Klea and I have the ability to talk endlessly about anything and everything, and one of our favorite topics is how much we get to know people in a studio visit; so much is laid bare, so much is told and shared and explained, so much is remembered and questioned and offered. Though we’ve been doing studio visits for two years, we are still always surprised by this rapid, but real intimacy. So far on thistrip we’re lucky enough to be encountering this same phenomena beyond just the studio visits. It’s been incredible to experience and one particular moment stands out. Leaving San Diego behind, we headed towards Anza Borrego State Park, eventually following a winding back-road through hills covered in white sage to finally arrive at a small ranch house on the top of a slope of green pastureland.

// collecting white sage / overnight stay at the home of artist & filmmaker Ellie Epp on Mesa Grande //

A woman we had never met, a recent friend of Klea’s mother, had invited us to stop over on our way to Salton Sea and spend the night.
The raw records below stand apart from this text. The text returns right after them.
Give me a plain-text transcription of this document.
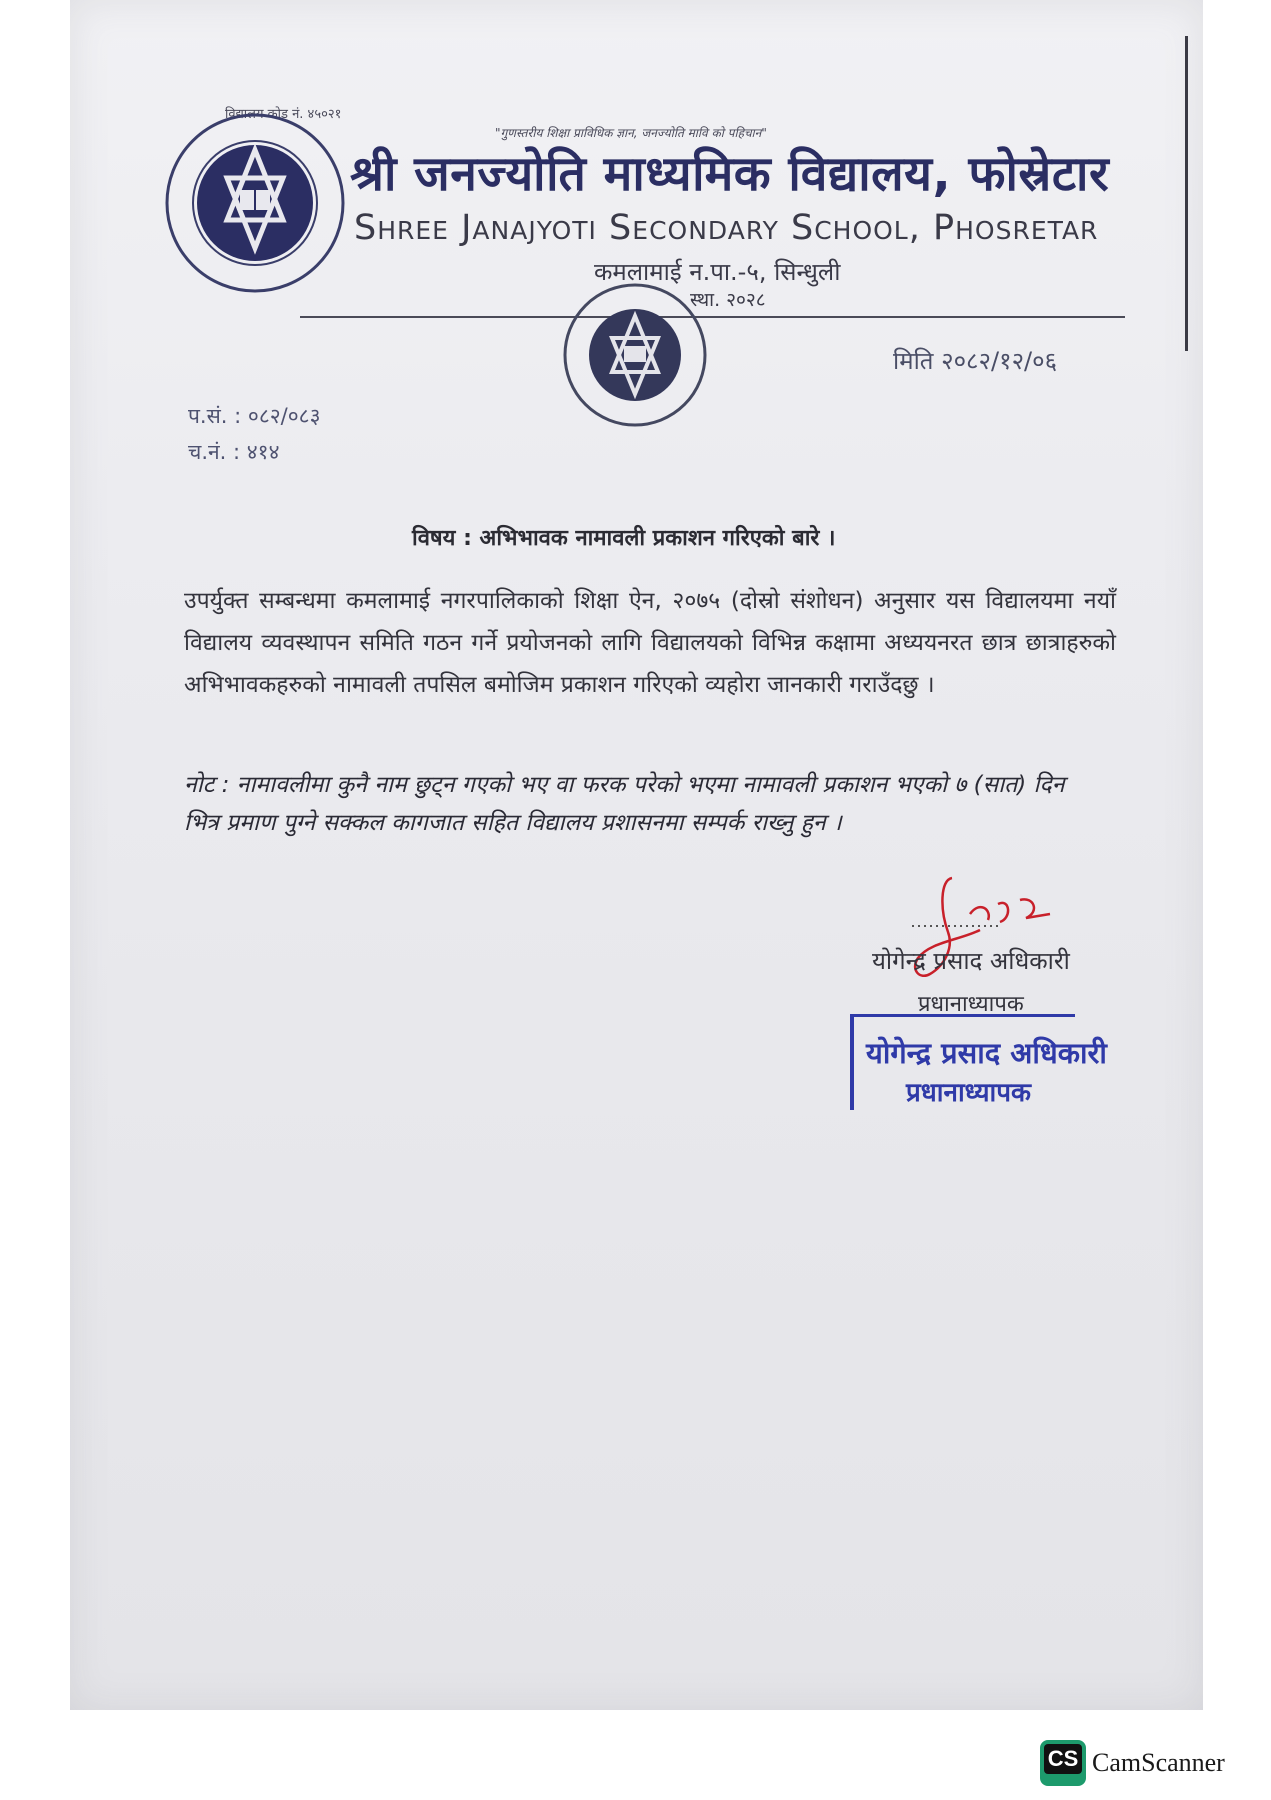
विद्यालय कोड नं. ४५०२१
"गुणस्तरीय शिक्षा प्राविधिक ज्ञान, जनज्योति मावि को पहिचान"
श्री जनज्योति माध्यमिक विद्यालय, फोस्रेटार
Shree Janajyoti Secondary School, Phosretar
कमलामाई न.पा.-५, सिन्धुली
स्था. २०२८
मिति २०८२/१२/०६
प.सं. : ०८२/०८३
च.नं. : ४१४
विषय : अभिभावक नामावली प्रकाशन गरिएको बारे ।
उपर्युक्त सम्बन्धमा कमलामाई नगरपालिकाको शिक्षा ऐन, २०७५ (दोस्रो संशोधन) अनुसार यस विद्यालयमा नयाँ विद्यालय व्यवस्थापन समिति गठन गर्ने प्रयोजनको लागि विद्यालयको विभिन्न कक्षामा अध्ययनरत छात्र छात्राहरुको अभिभावकहरुको नामावली तपसिल बमोजिम प्रकाशन गरिएको व्यहोरा जानकारी गराउँदछु ।
नोट : नामावलीमा कुनै नाम छुट्न गएको भए वा फरक परेको भएमा नामावली प्रकाशन भएको ७ (सात) दिन भित्र प्रमाण पुग्ने सक्कल कागजात सहित विद्यालय प्रशासनमा सम्पर्क राख्नु हुन ।
योगेन्द्र प्रसाद अधिकारी
प्रधानाध्यापक
योगेन्द्र प्रसाद अधिकारी
प्रधानाध्यापक
CS CamScanner
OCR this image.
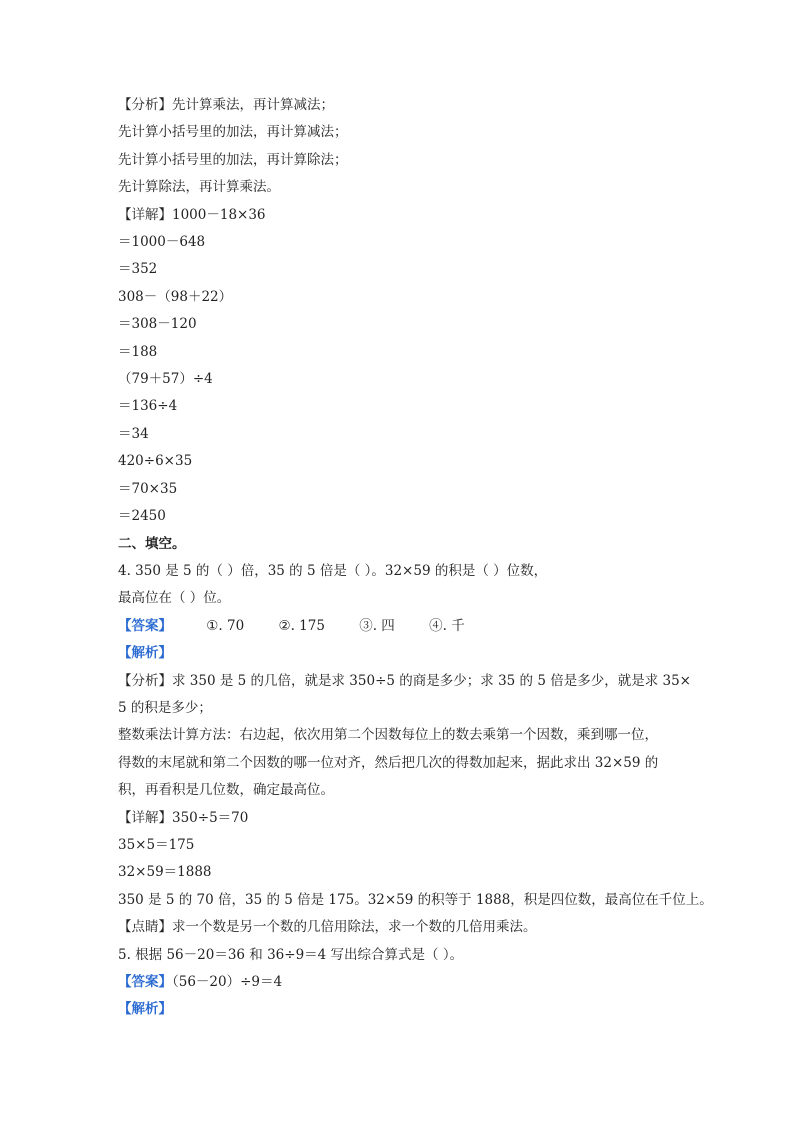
【分析】先计算乘法，再计算减法；
先计算小括号里的加法，再计算减法；
先计算小括号里的加法，再计算除法；
先计算除法，再计算乘法。
【详解】1000－18×36
＝1000－648
＝352
308－（98＋22）
＝308－120
＝188
（79＋57）÷4
＝136÷4
＝34
420÷6×35
＝70×35
＝2450
二、填空。
4. 350 是 5 的（ ）倍，35 的 5 倍是（ ）。32×59 的积是（ ）位数，
最高位在（ ）位。
【答案】	①. 70	②. 175	③. 四	④. 千
【解析】
【分析】求 350 是 5 的几倍，就是求 350÷5 的商是多少；求 35 的 5 倍是多少，就是求 35×
5 的积是多少；
整数乘法计算方法：右边起，依次用第二个因数每位上的数去乘第一个因数，乘到哪一位，
得数的末尾就和第二个因数的哪一位对齐，然后把几次的得数加起来，据此求出 32×59 的
积，再看积是几位数，确定最高位。
【详解】350÷5＝70
35×5＝175
32×59＝1888
350 是 5 的 70 倍，35 的 5 倍是 175。32×59 的积等于 1888，积是四位数，最高位在千位上。
【点睛】求一个数是另一个数的几倍用除法，求一个数的几倍用乘法。
5. 根据 56－20＝36 和 36÷9＝4 写出综合算式是（ ）。
【答案】（56－20）÷9＝4
【解析】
We just knew her name- Ellie Epp- and that she was a filmmaker. Within minutes of arriving we were sitting with her in the meadow behind her house, drinking wine, watching the sun descend. As we sat with the cool earth and overgrown grass beneath our legs, we talked and talked and talked. We never even started with small talk, we didn’t exchange predictable warm-up questions— we just launched right into it. Ellie shared a lot about herself, her story, her thoughts… but she asked Klea and I to do the same. And we did. Klea and I have a tendency to step to the side when heavy-hitting questions come our way, but Ellie somehow asked just right. She also made us dinner and breakfast and gave us chocolates for the road. Our time with Ellie felt like a moment stolen from time– the landscape seemed to hold still around us, only morning fog and wild turkeys rolled trough, and our voices carried out to each other, meeting each other halfway.